When Dorothy arrived back in Mirborne Harbor, she hopped off her bune wand (a collection of long sticks bound together) and onto the roof of her small home. There, she could see the town proper, which lay in the river valley but not oh so far. Civilization today would not have tolerated a witch anywhere except in sight, close enough to be both watched and useful.

The little homes and shops of Mirborne Harbor were close together, packed against the edge of a huge river, and on that bright day startlingly white. The cobblestone streets, although lined with beautiful bushes and flowers, hadn't any moss or ugliness coloring their faces. A far cry from the rotting shrine she had just reconnoitered. She smarted at how well these humans kept their own properties, while letting history—her history—sink into obscurity.

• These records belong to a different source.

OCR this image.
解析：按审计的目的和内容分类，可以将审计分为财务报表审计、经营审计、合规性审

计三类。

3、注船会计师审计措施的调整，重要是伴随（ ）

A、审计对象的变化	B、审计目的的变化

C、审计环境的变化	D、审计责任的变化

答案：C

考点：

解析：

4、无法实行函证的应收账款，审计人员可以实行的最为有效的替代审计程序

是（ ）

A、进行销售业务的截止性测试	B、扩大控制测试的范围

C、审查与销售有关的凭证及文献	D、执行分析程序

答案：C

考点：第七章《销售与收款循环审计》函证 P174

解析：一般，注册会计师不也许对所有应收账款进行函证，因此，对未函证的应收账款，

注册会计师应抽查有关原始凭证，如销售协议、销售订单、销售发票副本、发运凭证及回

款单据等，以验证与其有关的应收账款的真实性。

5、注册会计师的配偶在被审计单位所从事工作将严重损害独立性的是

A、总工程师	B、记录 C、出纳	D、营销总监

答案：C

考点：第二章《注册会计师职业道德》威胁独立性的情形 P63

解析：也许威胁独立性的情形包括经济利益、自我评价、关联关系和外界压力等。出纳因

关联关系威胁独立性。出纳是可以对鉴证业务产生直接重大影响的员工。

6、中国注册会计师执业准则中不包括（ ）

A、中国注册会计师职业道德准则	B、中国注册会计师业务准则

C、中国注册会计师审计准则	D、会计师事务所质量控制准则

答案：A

Her home was the opposite of white and tidy. Nailed together from stray pieces of driftwood, she had pieced together the three-story shanty herself. As a witch, she had to be able to do things on her own. She made her own food, did her own housework, and most importantly made her own money. That's where the stones came in.

Ker-leek! Opening the hatch on her roof, Dorothy climbed inside and promptly set her kettle to work with a wave of her hand. Rattling down the slanted stairs toward the brick fire pit on the first level, it began to fill itself with water from a pump. Avoiding a few choice traps she'd laid, she then clambered the rest of the way inside and plopped down on the massive, shredded armchair that occupied almost the entire third story. From this spot (her favorite spot), she could see into each of the other two levels of her three-room, three-story house.

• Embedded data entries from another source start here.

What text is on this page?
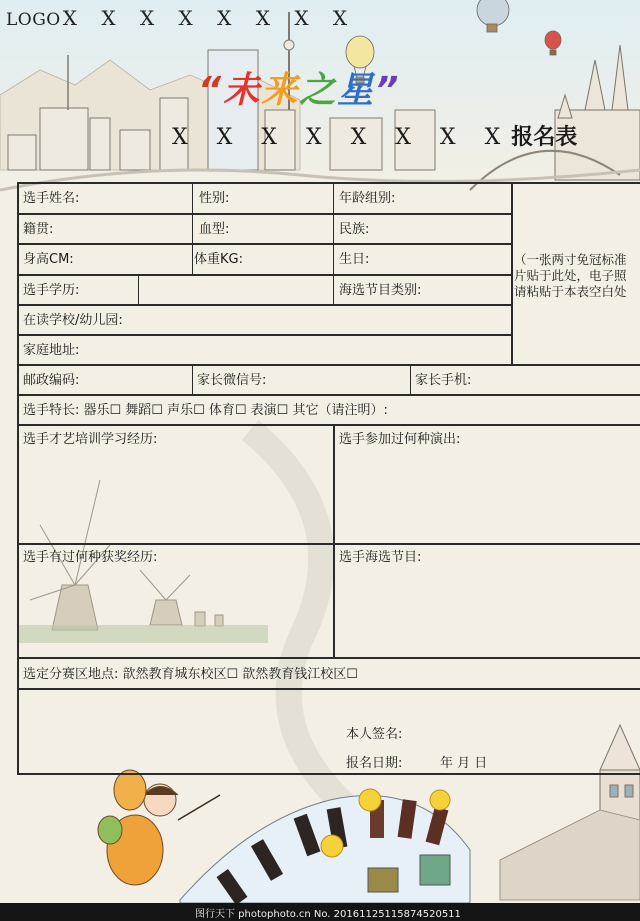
LOGO X X X X X X X X
“未来之星”
X X X X X X X X报名表
选手姓名:	性别:	年龄组别:
籍贯:	血型:	民族:
身高CM:	体重KG:	生日:
选手学历:	海选节目类别:
在读学校/幼儿园:
家庭地址:
（一张两寸免冠标准
片贴于此处，电子照
请粘贴于本表空白处
邮政编码:	家长微信号:	家长手机:
选手特长: 器乐☐ 舞蹈☐ 声乐☐ 体育☐ 表演☐ 其它（请注明）:
选手才艺培训学习经历:	选手参加过何种演出:
选手有过何种获奖经历:	选手海选节目:
选定分赛区地点: 歆然教育城东校区☐ 歆然教育钱江校区☐
本人签名:
报名日期:	年 月 日
图行天下 photophoto.cn No. 20161125115874520511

Setting aside her bune wand, which she primarily used to conduct her magic and herself around town, she threw her own legs up onto a levitating cushion and grabbed a book off the nearby chest of drawers. Dozens of books sat up there precariously, and seldom did a day or even an hour pass in which one or two did not fall. High in a windy place, the shanty succumbed to some woozy trembles here and there.

"Could have," she began in her low voice, in her customary manner to herself as she flipped the pages, "a nice ollifont stew..."

She stared at the words, but that girl from earlier seemed to appear there instead. What had she been doing in that grotto, anyway?

Dorothy put her feet back on the ground. The girl had seemed not merely surprised, but astonished to see her. Was it true that some northern communities didn't understand magic?

If the girl had been unfamiliar with witches, she had probably wondered how she'd crushed her crab familiar in the first place, particularly without shoes. It was outlawed for witches to wear shoes, which explained that much, but as for their ability to act like shoes, Dorothy, not being one to levitate and further debase herself, had enchanted her pair of stockings to protect and provide better comfort than any human shoe.

Then of course, she had little else to compare them to, because she only had one pair of stockings. She only had one piece of each article of clothing, all self-made, because witches could only wear one set of clothes. Witches also had to wear a hat. All of this made it easier for the simpletons to recognize the magicians among them, which were also all, memorably, female.

As for her strength, Dorothy did more than just cast spells, but more on that later. That part had nothing to do with being a witch.

Again on the matter of witches, though, Dorothy had grown up uncommonly pretty like the rest of her kind, although perhaps she more so. She had a particularly fair face, whose vibrant red eyes glowed overtop a small, sharp nose and delicate lips, and below a lofty splay of orange'a'gold bangs. Over her shoulders she kept coils of hair the color same, loosely braided and a general mess.